Methods and Models for Studying Mycobacterium tuberculosis in Respiratory Infections

Respiratory infections, including tuberculosis, constitute a major global health challenge. Tuberculosis (TB), caused by Mycobacterium tuberculosis (Mtb), remains one of the leading causes of mortality worldwide. The disease's complexity is attributed to Mtb's capacity to persist in latent states, evade host immune defenses, and develop resistance to antimicrobial treatments, posing significant challenges for diagnosis and therapy. Traditional models, such as animal studies and two-dimensional (2D) in vitro systems, often fail to accurately recapitulate human-specific immune processes, particularly the formation of granulomas-a defining feature of tubercular infection.
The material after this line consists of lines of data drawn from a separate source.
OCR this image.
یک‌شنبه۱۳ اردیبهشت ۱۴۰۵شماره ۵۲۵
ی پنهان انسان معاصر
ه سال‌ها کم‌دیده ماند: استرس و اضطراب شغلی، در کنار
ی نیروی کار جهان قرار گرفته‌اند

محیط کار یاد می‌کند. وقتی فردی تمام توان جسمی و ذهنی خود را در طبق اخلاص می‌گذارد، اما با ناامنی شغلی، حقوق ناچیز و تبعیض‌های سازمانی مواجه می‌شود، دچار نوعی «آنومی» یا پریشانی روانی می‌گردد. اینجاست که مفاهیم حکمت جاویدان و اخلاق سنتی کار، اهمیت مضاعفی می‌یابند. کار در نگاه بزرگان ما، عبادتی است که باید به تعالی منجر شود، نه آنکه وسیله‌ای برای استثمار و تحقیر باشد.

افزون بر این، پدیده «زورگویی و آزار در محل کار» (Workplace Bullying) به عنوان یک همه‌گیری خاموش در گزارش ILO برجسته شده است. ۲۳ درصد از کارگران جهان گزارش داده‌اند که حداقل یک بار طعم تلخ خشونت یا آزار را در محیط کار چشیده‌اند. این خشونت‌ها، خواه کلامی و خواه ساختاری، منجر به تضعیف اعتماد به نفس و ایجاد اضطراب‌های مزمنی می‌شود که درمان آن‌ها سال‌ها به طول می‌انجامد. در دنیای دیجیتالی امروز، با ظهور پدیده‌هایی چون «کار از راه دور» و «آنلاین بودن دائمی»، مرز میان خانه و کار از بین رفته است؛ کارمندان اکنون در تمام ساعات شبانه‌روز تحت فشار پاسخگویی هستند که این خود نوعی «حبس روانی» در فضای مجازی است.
These limitations underscore the need for more physiologically relevant models to study TB pathogenesis. Emerging three-dimensional (3D) in vitro systems, including organoids and lung-on-chip platforms, offer innovative approaches to mimic the structural and functional complexity of the human lung. These models enable the recreation of key aspects of the tubercular granulomas, such as cellular interactions, oxygen gradients, and nutrient limitations, thereby providing deeper insights into Mtb pathogenesis. This review aims to elucidate the advantages of 3D in vitro systems in bridging the translational gap between traditional experimental approaches and clinical applications. Particular emphasis is placed on their potential to address challenges related to genetic variability in both the host and pathogen, thereby advancing tubercular research and therapeutic development.